I think more globally, the main practice-changing element of the study is that we should use this drug on patients who need it rather than avoid it. We should manage it well. This study provided a guide as to what is the optimal way of managing these patients.

There are many things that we still need to learn. One important question that I have and I want to explore further is the mechanism for these arterial occlusive events. This is not a problem only for ponatinib, it is a class effect. I don't think we understand it well. We need to try to understand it better so that we can minimize those effects further.

Number two, we need longer follow-up because these events can continue occurring in the long-term. We need to make sure that we understand the overall incidence not only after one or two years but after five or even longer periods of time.

Three, there are new tyrosine kinase inhibitors coming along the way. One good example is asciminib, and it will be very important to determine the value of each drug and what specific populations can benefit from one or the other.

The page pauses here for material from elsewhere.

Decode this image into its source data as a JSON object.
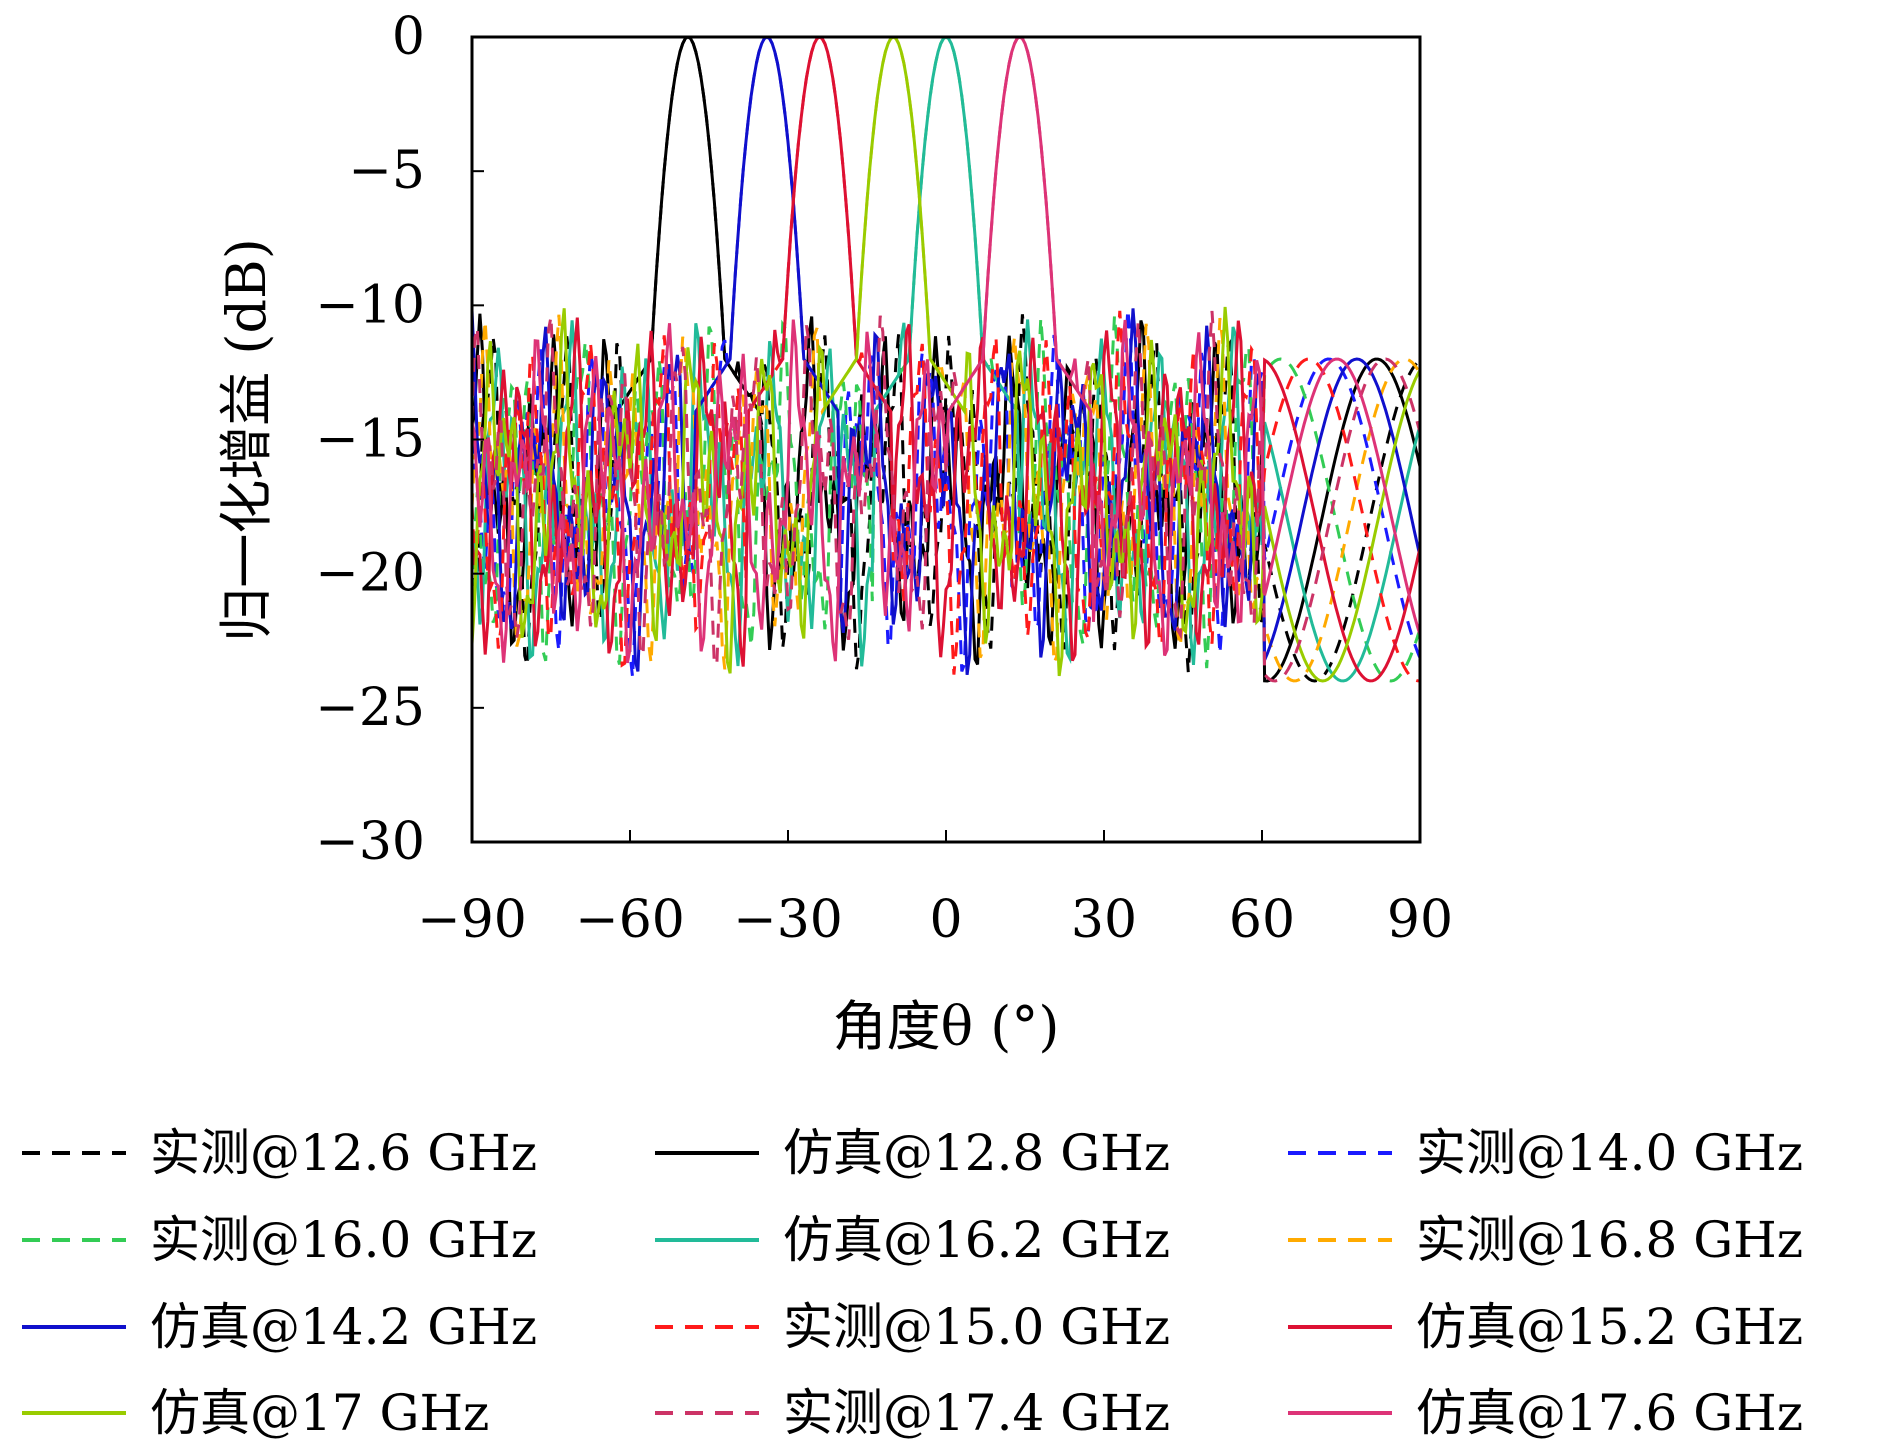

The most important message to me is that ponatinib is very useful drug, and there are many patients that can benefit from these drugs. Any patient that has already experienced resistance to a second-generation TKI and whatever line of therapy they use, to me, it's a perfect candidate for ponatinib.

With these results, I feel increasingly comfortable using ponatinib in the right setting, but as important as it is to know how to manage the dose of the drug and the dose reduction by efficacy, it is to assess and manage the comorbidities of the patients so that we can minimize the risk, again, whether we're using ponatinib or any other tyrosine kinase inhibitor.